PC: It was challenging because it got pretty chaotic. We tried to keep order but there was stuff everywhere. And we’d have to move the equipment from room to room as we needed. Even though I was going to renovate, I didn’t want to completely trash my place so when the sledgehammer came out, it got tense. Zach and I got into fights because he wanted to smash a hole into my cupboard and I wasn’t into it. I didn’t think it would smash like he wanted. That’s what special effects are for, but we didn’t have the time or money. We didn’t have disagreements about where the scenes should take place because the house isn’t that big. I think originally I wanted the house to feel like a hoarder’s but we didn’t have the time to fill it up with stuff. But I’m happy how it looked in the end. There was a huge storm when trees were falling down and we used that as our establishing shot. All these fallen tree branches in front of my house. Of course the morning we were shooting it the city came to start cleaning it up! Zach begged them to wait for an hour!

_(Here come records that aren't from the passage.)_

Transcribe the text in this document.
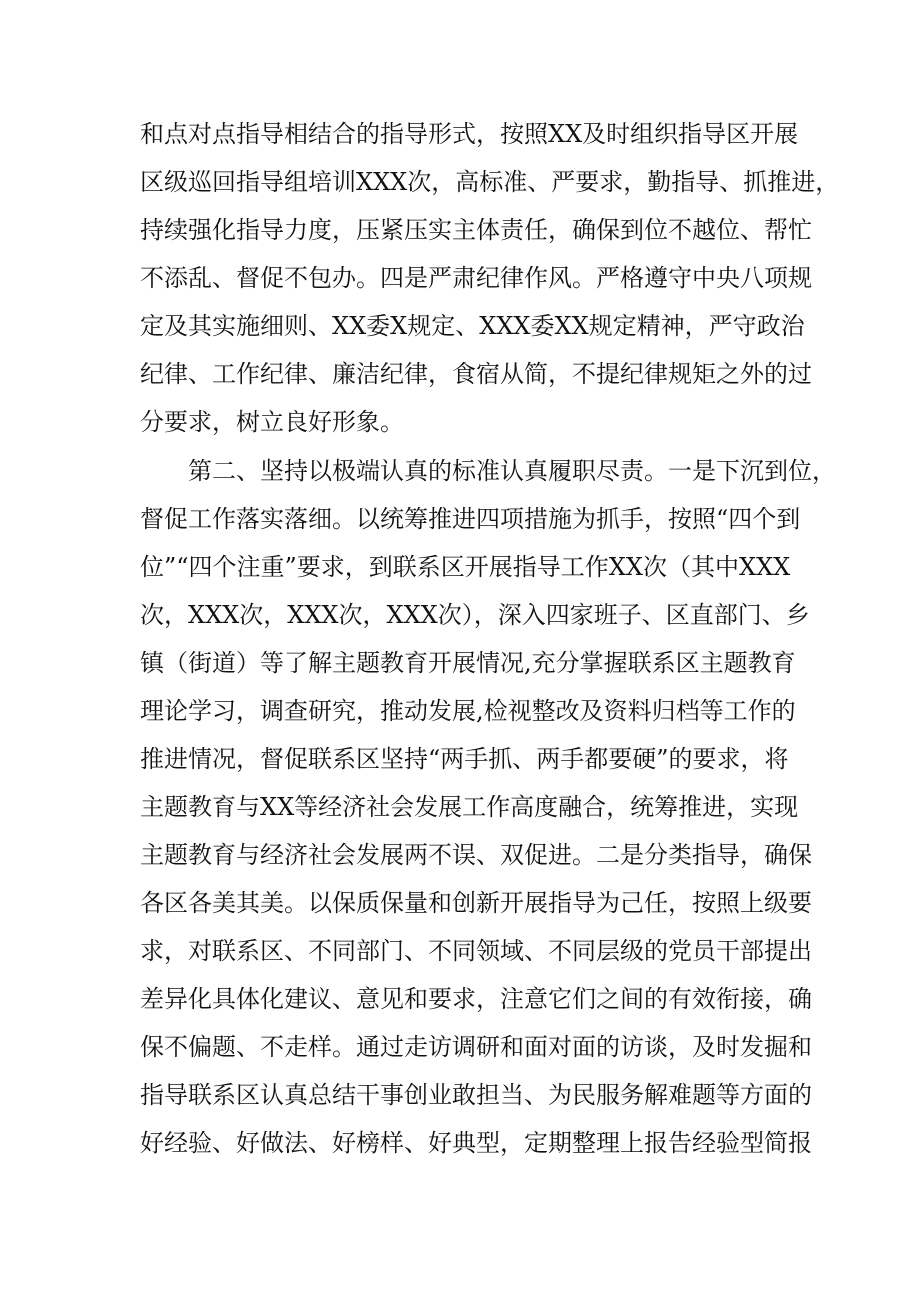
和点对点指导相结合的指导形式，按照XX及时组织指导区开展
区级巡回指导组培训XXX次，高标准、严要求，勤指导、抓推进，
持续强化指导力度，压紧压实主体责任，确保到位不越位、帮忙
不添乱、督促不包办。四是严肃纪律作风。严格遵守中央八项规
定及其实施细则、XX委X规定、XXX委XX规定精神，严守政治
纪律、工作纪律、廉洁纪律，食宿从简，不提纪律规矩之外的过
分要求，树立良好形象。
第二、坚持以极端认真的标准认真履职尽责。一是下沉到位，
督促工作落实落细。以统筹推进四项措施为抓手，按照“四个到
位”“四个注重”要求，到联系区开展指导工作XX次（其中XXX
次，XXX次，XXX次，XXX次），深入四家班子、区直部门、乡
镇（街道）等了解主题教育开展情况,充分掌握联系区主题教育
理论学习，调查研究，推动发展,检视整改及资料归档等工作的
推进情况，督促联系区坚持“两手抓、两手都要硬”的要求，将
主题教育与XX等经济社会发展工作高度融合，统筹推进，实现
主题教育与经济社会发展两不误、双促进。二是分类指导，确保
各区各美其美。以保质保量和创新开展指导为己任，按照上级要
求，对联系区、不同部门、不同领域、不同层级的党员干部提出
差异化具体化建议、意见和要求，注意它们之间的有效衔接，确
保不偏题、不走样。通过走访调研和面对面的访谈，及时发掘和
指导联系区认真总结干事创业敢担当、为民服务解难题等方面的
好经验、好做法、好榜样、好典型，定期整理上报告经验型简报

BBP: In many ways, Homewrecker is a hugely physical role for you. How did you prepare to inhabit Linda’s manic personality? Did you draw on any other film roles or other influences to inform your portrayal?

PC: Honestly, I was wearing a lot of hats making this movie so there wasn’t a lot of prep; at least, not conscious prep. I take a lot of ballet classes and yoga so that was already incorporated. I loved Bette Davis and Joan Crawford in Whatever Happened to Baby Jane? So I think that was an influence. I think it’s fun to be an age where I can start doing these more intense characters. I’ve always been drawn to that. And Jack Nicholson in The Shining was something I thought of because of the sledgehammer. It was fun to be that character in the movie. It’s not something as a female actress you get a lot.

BBP: I think Homewrecker has something important to say about how many people (women, in particular) often prioritize being polite over being safe. What’s one takeaway you’d like a young woman to get from the film?

PC: That’s funny, I think both women in the movie suffer from the constraints of what they think society expects from them. As for politeness, yes, always listen to your instincts. I love the podcast My Favourite Murder, and true crime in general, and they talk about how if you feel unsafe or get that tingly ‘this is wrong’ feeling, regardless of how nice the other person seems or you don’t want to be mean, you gotta say ‘f- it’ and take care of yourself. Sometimes it’s essential to be ‘mean’ in order to stay alive. Right?